A crítica do “companheiro” à mídia não é gratuita. Aliás, “gratuidade” é uma
palavra que o Zé não conhece. O homem está sempre “trabalhando”.
O objeto da longa reportagem da revista “Visão” é
Relvas, com seus múltiplos tentáculos. Um deles é o grupo de comunicação
português Ongoing, que já chegou ao Brasil. E adivinhem pelas mãos de quem…
Acertou quem disse “Dirceu”.
O busílis é o seguinte: a Ongoing tem um jornal no
Brasil chamado Brasil
Econômico, de que a namorada de Dirceu é administradora e onde
ele é colunista. Oficialmente, os portugueses são donos de apenas 29,9% do
empreendimento. Os outros 70,1% pertenceriam a Maria Alexandra Vasconcellos,
brasileira que é casada com o português Nuno Vasconcellos, presidente do…
grupo Ongoing!!! Entenderam? A Constituição proíbe que estrangeiros controlem
empresas de comunicação no país. E o PT, vejam vocês, escreveu em sua
resolução que quer regulamentar a mídia para fazer cumprir a… Constituição!!!
Uns verdadeiros patriotas! O Ministério Público está investigando o caso.
Esclarecido isso, leiam trechos da reportagem da revista Visão. A fama do
rouba-hóstia já atravessou o “mar oceano”, como diriam os poetas portugueses
de antigamente.
*
(…)
Dirceu está inelegível até 2015 e é o principal visado no caso que começará a ser julgado este ano e conta 36 acusados [mensalão]. Prova de que ainda mexe - e muito -, Dirceu foi capa da revista VEJA esta semana. A revista chama-lhe “O Poderoso Chefão”, título brasileiro para a saga de “Dom Corleone, O Padrinho” e uma forma de ilustrar a sua teia de influências no governo e nas empresas. Dirceu, agora consultor de multinacionais, conhece bem Portugal. E Miguel Relvas. O ministro português recorda tê-lo conhecido “por intermédio de amigos comuns”, sem relações empresariais pelo meio. “Encontrei-o ocasionalmente”, diz.
A revista lembra de uma viagem que Dirceu fez a
Portugal em 2007. No aeroporto de Lisboa, um brasileiro o saudou: “Tem ladrão
na fila”. Segue mais um trecho da reportagem.

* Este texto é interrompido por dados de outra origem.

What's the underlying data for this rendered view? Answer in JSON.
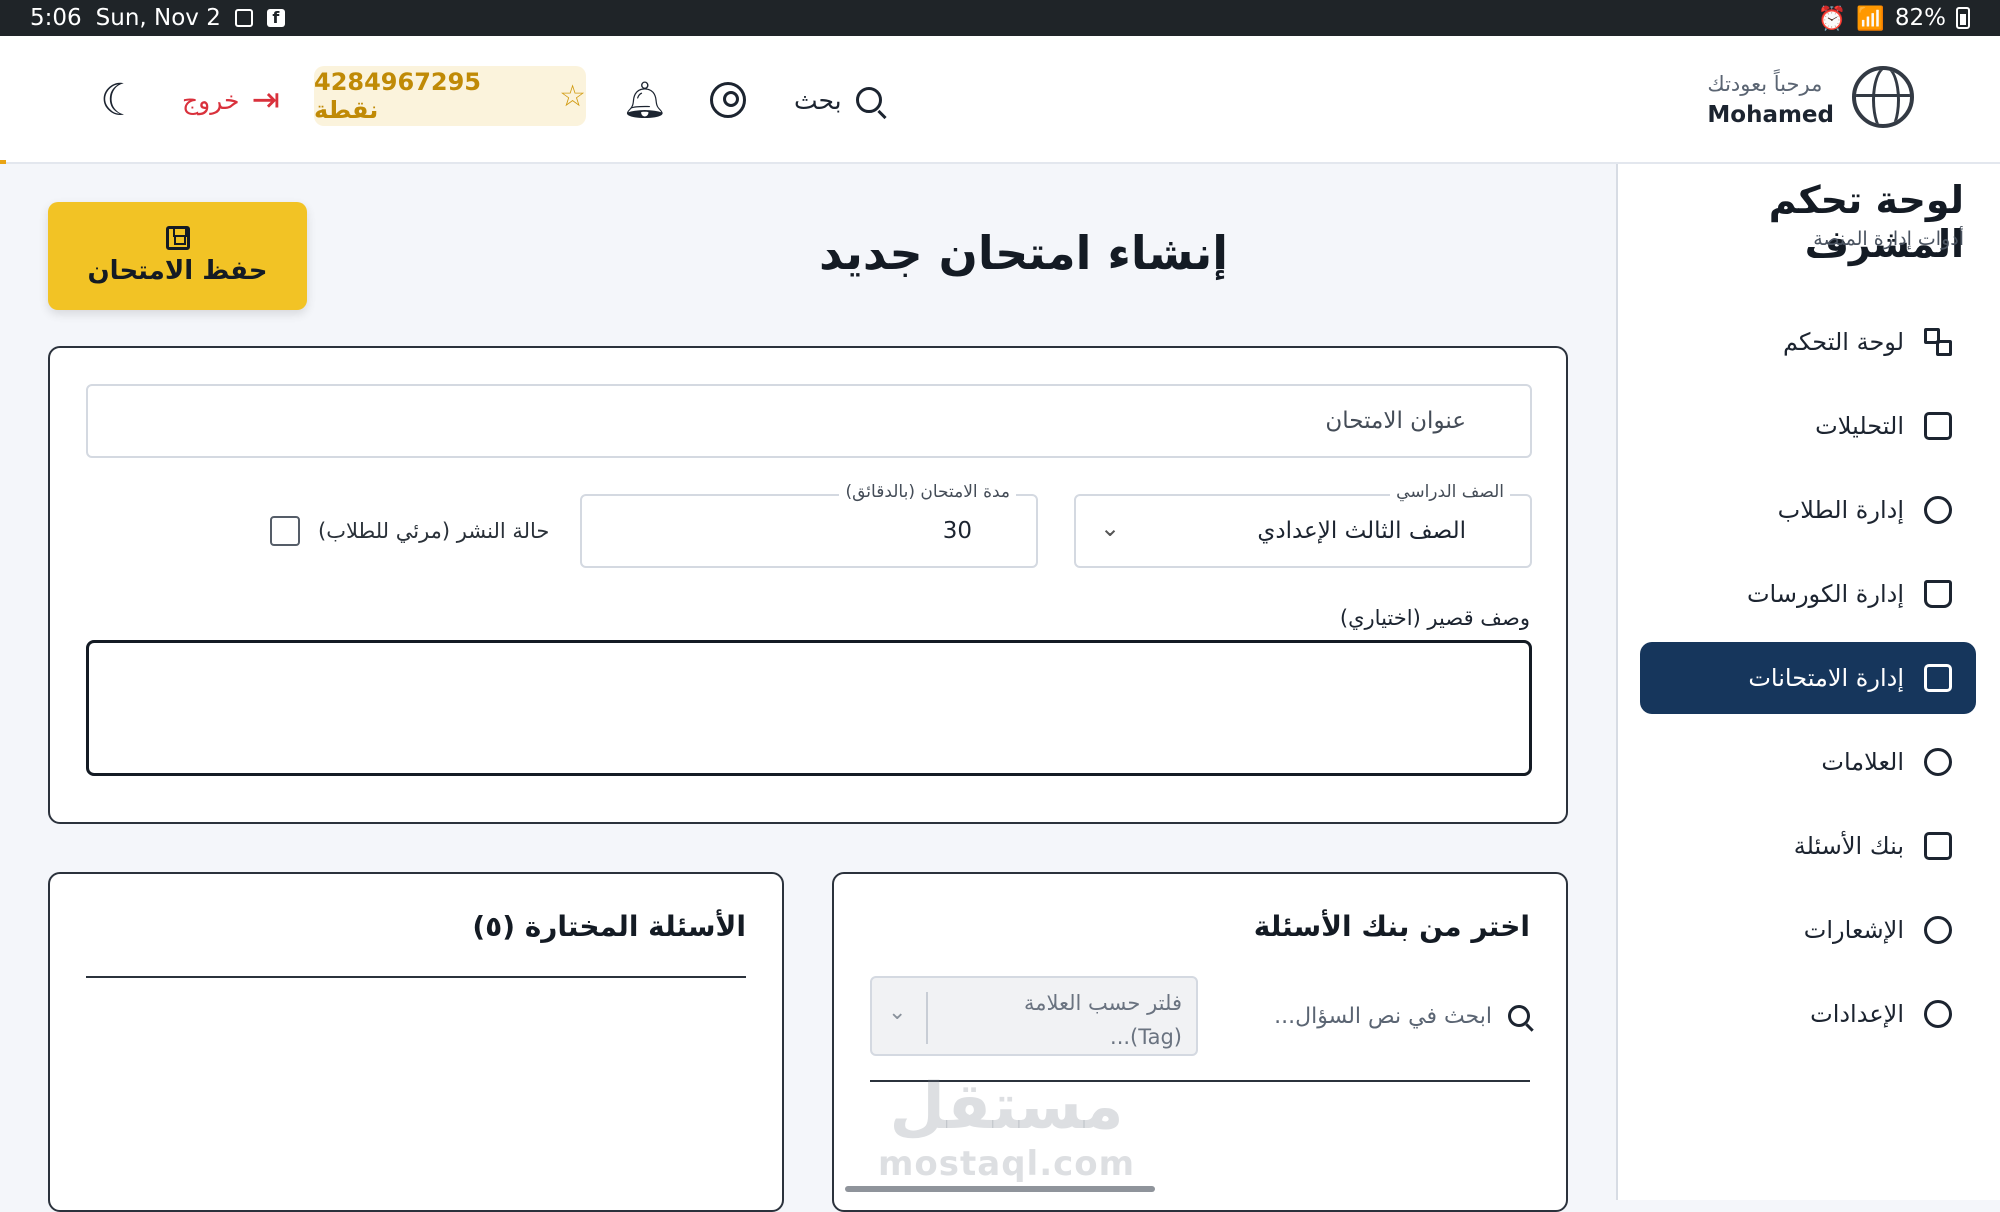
{
  "status_bar": {
    "time": "5:06",
    "date": "Sun, Nov 2",
    "battery": "82%"
  },
  "header": {
    "logout_label": "خروج",
    "points_label": "4284967295 نقطة",
    "search_label": "بحث",
    "welcome_text": "مرحباً بعودتك",
    "user_name": "Mohamed"
  },
  "sidebar": {
    "title": "لوحة تحكم المشرف",
    "subtitle": "أدوات إدارة المنصة",
    "items": [
      {
        "label": "لوحة التحكم",
        "icon": "dashboard-grid-icon"
      },
      {
        "label": "التحليلات",
        "icon": "bar-chart-icon"
      },
      {
        "label": "إدارة الطلاب",
        "icon": "users-icon"
      },
      {
        "label": "إدارة الكورسات",
        "icon": "book-icon"
      },
      {
        "label": "إدارة الامتحانات",
        "icon": "document-icon",
        "active": true
      },
      {
        "label": "العلامات",
        "icon": "tag-icon"
      },
      {
        "label": "بنك الأسئلة",
        "icon": "money-bill-icon"
      },
      {
        "label": "الإشعارات",
        "icon": "bell-icon"
      },
      {
        "label": "الإعدادات",
        "icon": "gear-icon"
      }
    ]
  },
  "main": {
    "page_title": "إنشاء امتحان جديد",
    "save_button": "حفظ الامتحان",
    "form": {
      "title_placeholder": "عنوان الامتحان",
      "grade_label": "الصف الدراسي",
      "grade_value": "الصف الثالث الإعدادي",
      "duration_label": "مدة الامتحان (بالدقائق)",
      "duration_value": "30",
      "publish_label": "حالة النشر (مرئي للطلاب)",
      "description_label": "وصف قصير (اختياري)"
    },
    "bank": {
      "title": "اختر من بنك الأسئلة",
      "search_placeholder": "ابحث في نص السؤال...",
      "tag_filter_placeholder": "فلتر حسب العلامة (Tag)..."
    },
    "selected": {
      "title": "الأسئلة المختارة (٥)"
    }
  },
  "watermark": {
    "line1": "مستقل",
    "line2": "mostaql.com"
  },
  "colors": {
    "accent": "#f2c325",
    "active_nav": "#16365c",
    "logout": "#d9313c",
    "points": "#c08a06"
  }
}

À espera de Dirceu [em Portugal] estava João
Serra, dono da construtora Abrantina e sócio do escritório de advogados Lima,
Serra, Fernandes e Associados. Da sociedade fazem parte Fernando Fernandes,
ex-administrador da SLN (BPN) e atual grão-mestre do Grande Oriente Lusitano
(GOL), organização maçônica a que estará ligado Relvas. Outro sócio que
acompanhou Dirceu na estada na capital portuguesa foi Antônio Lamego,
ex-advogado de José Braga Gonçalves no caso Moderna. Segundo Dirceu, Lamego
era amigo do general João de Matos, ex-chefe do Estado-Maior do Exército
angolano. Na época, os três combinaram encontrar-se na Costa do Sauípe, no
Brasil, para tratar de negócios.
Nesses dias lisboetas, Dirceu ficou hospedado no Pestana
Palace. Andou de Jaguar preto, jantou no Vela Latina, bebeu Pera Manca e
disse querer investir em Angola. “Meu interesse é infraestrutura: rodovias,
telefones, telecomunicações.” O consultor do milionário mexicano Carlos Slim
e do magnata russo Berezevosky, falou também da sua atividade: promover
negócios de portugueses no Brasil e de brasileiros em Angola. No dia da
partida de Lisboa, Dirceu adormeceu e teve de correr para o aeroporto:
“Lamentava ter comido muito e bebido duas garrafas de vinho na noite anterior
em companhia do deputado Miguel Relvas, seu amigo há décadas” (…).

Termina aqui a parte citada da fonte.